Travail & Sécurité. Quel est le point de départ du travail que vous avez effectué autour des répercussions du confinement sur l’organisation des entreprises ?

François Dupuy. C’est une idée que j’ai eue, en mars 2020, lors du premier confinement. Je me suis dit : quand le travail va reprendre de façon « normale », il va falloir que les dirigeants parlent à leurs salariés. Et pas seulement pour leur dire : « Vous avez été formidables. » Ils devront s’appuyer sur ce que les salariés ont vécu... ils devront avoir une connaissance élaborée, à partir d’éléments que la sociologie des organisations peut leur apporter. C’est pour cela que j’ai proposé cette étude à des dirigeants de grandes entreprises que je connaissais.

Comment avez-vous procédé ?

F. D. Cette étude qualitative – je tiens à ce terme que j’oppose aux sondages – s’appuie sur neuf organisations : sept grandes entreprises cotées au CAC 40, une administration publique et une grande collectivité territoriale. Nous avons été trois pour mener d’avril à novembre dernier, par téléphone, ces 500 à 600 entretiens : Sébastien Olléon, associé au cabinet de conseil Grand Angle, Cécile Roaux, docteure en sciences de l’éducation, et moi-même. Pour cela, nous avons constitué un échantillon raisonné, bâti avec les entreprises, selon les spécificités de chacune et les questions qu’elles se posaient.

Qu’est-ce qui ressort de cette étude ?

F. D. Ce qui ressort tout d’abord, c’est que le premier confinement a été très bien vécu par les Français, à l’exception des populations fragiles d’un point de vue sanitaire ou familial. Tous ont déclaré avoir retrouvé de l’autonomie, du temps et avoir resserré les liens familiaux. Pour ce qui est du télétravail, les personnes interrogées ont eu le sentiment d’avoir été capables d’organiser leur travail, la plupart ayant le sentiment d’être plus efficaces. La suppression du temps de transport y est pour beaucoup : en moyenne, sur deux heures gagnées, une heure était réservée pour un temps personnel, l’autre dédiée au travail. Cela a même créé un certain enthousiasme juvénile face à ce phénomène nouveau qu’était le télétravail.

Mais cette période n’a pas fait que des heureux ?

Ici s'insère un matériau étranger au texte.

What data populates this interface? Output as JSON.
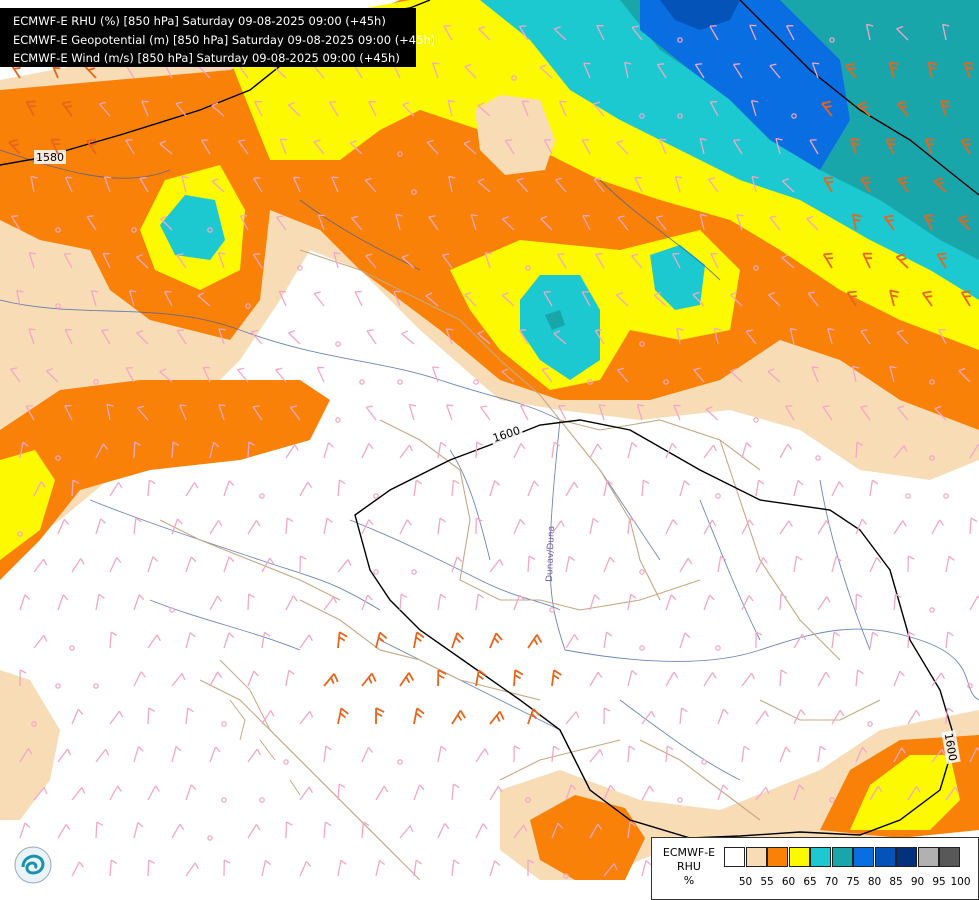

F. D. C’est vrai. Elle a aussi généré des exclus. D’abord des exclus du télétravail. En effet, si on augmente le nombre de personnes en télétravail, la « bande passante » de l’entreprise doit être assez large pour que tout le monde puisse se connecter. Or, aucune des neuf organisations étudiées n’en avait assez, du moins dans un premier temps. Pendant quelques semaines, les entreprises ont donc dû faire des choix et décider qui pourrait se connecter. Certains salariés sont même restés deux mois sans connexion... Ils ont pu légitimement se demander quelle était leur utilité, quel sens donner à leur travail, quelle était la valeur collective de leur travail... Et lorsque de juillet à septembre, l’entreprise a demandé aux salariés de revenir, cette population exclue a été la plus réticente à le faire. Le deuxième phénomène d’exclusion est lié à la désobéissance organisationnelle. Par exemple, les entreprises ont pour la plupart décidé que pour faire les réunions en visio, il ne fallait utiliser que la plate-forme identifiée par les services support. Des salariés à qui cela ne convenait pas ont créé des groupes parallèles, par affinité, dans lesquels n’étaient présentes que les personnes jugées susceptibles de permettre la continuité de l’activité. Cela a créé des groupes affinitaires par opposition aux groupes de travail.

Aujourd’hui, quelle est la position des salariés vis- à-vis du télétravail ?

F. D. Tous les salariés interrogés le disent : il faut à la fois du télétravail et du présentiel. Les proportions varient. Ils parlent souvent de 3 jours de présentiel et 2 jours de télétravail ou l’inverse. À l’exception des « knowledge workers » (NDLR. Les experts, ceux qui mobilisent essentiellement leurs facultés « cognitives, relationnelles et communicatives »), les salariés ne demandent jamais 100 % de télétravail.

Étonnamment, les jeunes semblent d’ailleurs les plus opposés au télétravail à 100 % ?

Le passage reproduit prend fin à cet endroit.